El 12 de septiembre de 1974, día del Año Nuevo Etíope, Selassie fue depuesto.El periodista destinado por el New York Times describió de esta manera la caída del Emperador dictatorial. “Haile Selassie, acostumbrado a los Rolls Royce, fue sacado del lujoso palacio imperial en el asiento trasero de un escarabajo Volskwagen azul. La confrontación final entre el líder anciano y frágil y los jóvenes y musculosos hombres de armas era como una escena de una ópera de Verdi. Selassie retó e insultó a los oficiales; los trató de insolentes. Y ellos con una ira que iba aumentando lo llevaron a una guarnición militar en vez de trasladarlo a alguno de sus palacios. En el camino las multitudes gritaban contra el auto y su célebre ocupante: ’¡Ladrón, ladrón!’”.
Ryszard Kapuscinski en su libro El Emperador dice que Selassie no se sorprendió al ver a los hombres armados ingresar a sus aposentos. Actuó con mesura y elegancia. Escuchó la breve proclama y respondió: “Si es lo mejor para el pueblo de Etiopía, lo acepto”. Hierático como de costumbre sólo terminó de acicalarse y con docilidad se entregó a sus captores. Sólo expresó malestar cuando uno de los hombres armados, destrabó el asiento de adelante del escarabajo azul pulsando la manija y con la mano le indicó al ahora ex emperador que pasara -encorvado- al asiento trasero. El cronista polaco cuenta también que al ver que la gente agitaba sus brazos hacia el paso del auto y gritaba, Selassie saludaba con una gran sonrisa.

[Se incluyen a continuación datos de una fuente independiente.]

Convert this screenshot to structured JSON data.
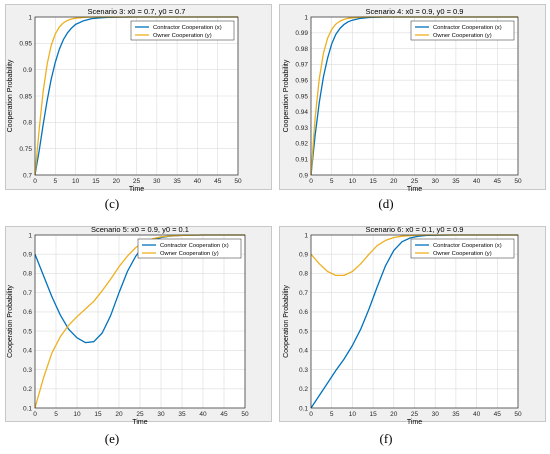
{
  "colors": {
    "x_series": "#0072bd",
    "y_series": "#edb120",
    "axes": "#262626",
    "grid": "#dcdcdc"
  },
  "chart_data": [
    {
      "type": "line",
      "panel_label": "(c)",
      "title": "Scenario 3: x0 = 0.7, y0 = 0.7",
      "xlabel": "Time",
      "ylabel": "Cooperation Probability",
      "xlim": [
        0,
        50
      ],
      "ylim": [
        0.7,
        1
      ],
      "xticks": [
        "0",
        "5",
        "10",
        "15",
        "20",
        "25",
        "30",
        "35",
        "40",
        "45",
        "50"
      ],
      "yticks": [
        "0.7",
        "0.75",
        "0.8",
        "0.85",
        "0.9",
        "0.95",
        "1"
      ],
      "grid": true,
      "legend_position": "top-right",
      "x": [
        0,
        1,
        2,
        3,
        4,
        5,
        6,
        7,
        8,
        9,
        10,
        12,
        14,
        16,
        18,
        20,
        22,
        25,
        30,
        35,
        40,
        45,
        50
      ],
      "series": [
        {
          "name": "Contractor Cooperation (x)",
          "values": [
            0.7,
            0.745,
            0.795,
            0.842,
            0.882,
            0.914,
            0.939,
            0.957,
            0.97,
            0.979,
            0.986,
            0.993,
            0.997,
            0.9985,
            0.9993,
            0.9997,
            0.9998,
            1,
            1,
            1,
            1,
            1,
            1
          ]
        },
        {
          "name": "Owner Cooperation (y)",
          "values": [
            0.7,
            0.785,
            0.858,
            0.911,
            0.946,
            0.968,
            0.981,
            0.989,
            0.9935,
            0.9962,
            0.9978,
            0.9993,
            0.9998,
            1,
            1,
            1,
            1,
            1,
            1,
            1,
            1,
            1,
            1
          ]
        }
      ]
    },
    {
      "type": "line",
      "panel_label": "(d)",
      "title": "Scenario 4: x0 = 0.9, y0 = 0.9",
      "xlabel": "Time",
      "ylabel": "Cooperation Probability",
      "xlim": [
        0,
        50
      ],
      "ylim": [
        0.9,
        1
      ],
      "xticks": [
        "0",
        "5",
        "10",
        "15",
        "20",
        "25",
        "30",
        "35",
        "40",
        "45",
        "50"
      ],
      "yticks": [
        "0.9",
        "0.91",
        "0.92",
        "0.93",
        "0.94",
        "0.95",
        "0.96",
        "0.97",
        "0.98",
        "0.99",
        "1"
      ],
      "grid": true,
      "legend_position": "top-right",
      "x": [
        0,
        1,
        2,
        3,
        4,
        5,
        6,
        7,
        8,
        9,
        10,
        12,
        14,
        16,
        18,
        20,
        25,
        30,
        35,
        40,
        45,
        50
      ],
      "series": [
        {
          "name": "Contractor Cooperation (x)",
          "values": [
            0.9,
            0.925,
            0.946,
            0.962,
            0.974,
            0.983,
            0.989,
            0.9928,
            0.9953,
            0.997,
            0.998,
            0.9992,
            0.9997,
            0.9999,
            1,
            1,
            1,
            1,
            1,
            1,
            1,
            1
          ]
        },
        {
          "name": "Owner Cooperation (y)",
          "values": [
            0.9,
            0.936,
            0.961,
            0.977,
            0.9865,
            0.9922,
            0.9955,
            0.9974,
            0.9985,
            0.9992,
            0.9995,
            0.9999,
            1,
            1,
            1,
            1,
            1,
            1,
            1,
            1,
            1,
            1
          ]
        }
      ]
    },
    {
      "type": "line",
      "panel_label": "(e)",
      "title": "Scenario 5: x0 = 0.9, y0 = 0.1",
      "xlabel": "Time",
      "ylabel": "Cooperation Probability",
      "xlim": [
        0,
        50
      ],
      "ylim": [
        0.1,
        1
      ],
      "xticks": [
        "0",
        "5",
        "10",
        "15",
        "20",
        "25",
        "30",
        "35",
        "40",
        "45",
        "50"
      ],
      "yticks": [
        "0.1",
        "0.2",
        "0.3",
        "0.4",
        "0.5",
        "0.6",
        "0.7",
        "0.8",
        "0.9",
        "1"
      ],
      "grid": true,
      "legend_position": "top-right",
      "x": [
        0,
        2,
        4,
        6,
        8,
        10,
        12,
        14,
        16,
        18,
        20,
        22,
        24,
        26,
        28,
        30,
        32,
        35,
        40,
        45,
        50
      ],
      "series": [
        {
          "name": "Contractor Cooperation (x)",
          "values": [
            0.9,
            0.79,
            0.68,
            0.585,
            0.51,
            0.465,
            0.44,
            0.445,
            0.49,
            0.58,
            0.7,
            0.81,
            0.89,
            0.945,
            0.973,
            0.987,
            0.994,
            0.998,
            1,
            1,
            1
          ]
        },
        {
          "name": "Owner Cooperation (y)",
          "values": [
            0.1,
            0.255,
            0.385,
            0.47,
            0.53,
            0.575,
            0.615,
            0.655,
            0.71,
            0.77,
            0.835,
            0.89,
            0.935,
            0.963,
            0.98,
            0.99,
            0.995,
            0.998,
            1,
            1,
            1
          ]
        }
      ]
    },
    {
      "type": "line",
      "panel_label": "(f)",
      "title": "Scenario 6: x0 = 0.1, y0 = 0.9",
      "xlabel": "Time",
      "ylabel": "Cooperation Probability",
      "xlim": [
        0,
        50
      ],
      "ylim": [
        0.1,
        1
      ],
      "xticks": [
        "0",
        "5",
        "10",
        "15",
        "20",
        "25",
        "30",
        "35",
        "40",
        "45",
        "50"
      ],
      "yticks": [
        "0.1",
        "0.2",
        "0.3",
        "0.4",
        "0.5",
        "0.6",
        "0.7",
        "0.8",
        "0.9",
        "1"
      ],
      "grid": true,
      "legend_position": "top-right",
      "x": [
        0,
        2,
        4,
        6,
        8,
        10,
        12,
        14,
        16,
        18,
        20,
        22,
        24,
        26,
        28,
        30,
        35,
        40,
        45,
        50
      ],
      "series": [
        {
          "name": "Contractor Cooperation (x)",
          "values": [
            0.1,
            0.165,
            0.23,
            0.295,
            0.355,
            0.425,
            0.51,
            0.615,
            0.73,
            0.84,
            0.92,
            0.965,
            0.985,
            0.994,
            0.998,
            0.999,
            1,
            1,
            1,
            1
          ]
        },
        {
          "name": "Owner Cooperation (y)",
          "values": [
            0.9,
            0.85,
            0.81,
            0.79,
            0.79,
            0.81,
            0.85,
            0.9,
            0.945,
            0.972,
            0.987,
            0.994,
            0.997,
            0.999,
            1,
            1,
            1,
            1,
            1,
            1
          ]
        }
      ]
    }
  ]
}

De su último año de vida no se sabe demasiado. Sólo que luego de cavilarlo, el nuevo régimen optó por detenerlo en una habitación de uno de los palacios que le habían pertenecido en la capital del país. Algunos afirman que fue en las dependencias de servicio. Varios de los nuevos funcionarios dialogaron con él para que revelara las cuentas en el exterior en las que depositaba su dinero pero el frágil ex emperador, inmutable como siempre, no reveló esa información. Sus palacios, tierras y participaciones en empresas de todo tipo fueron decomisadas.
La figura de Haile Selassie honrada en muchas partes del mundo con fervor religioso, como encarnación del Mesías que había profetizado Marcus Harvey, adquirió un nuevo impulso a través de las canciones de Bob Marley.
En Etiopía la lucha contra el hambre está, todavía, muy lejos de terminarse.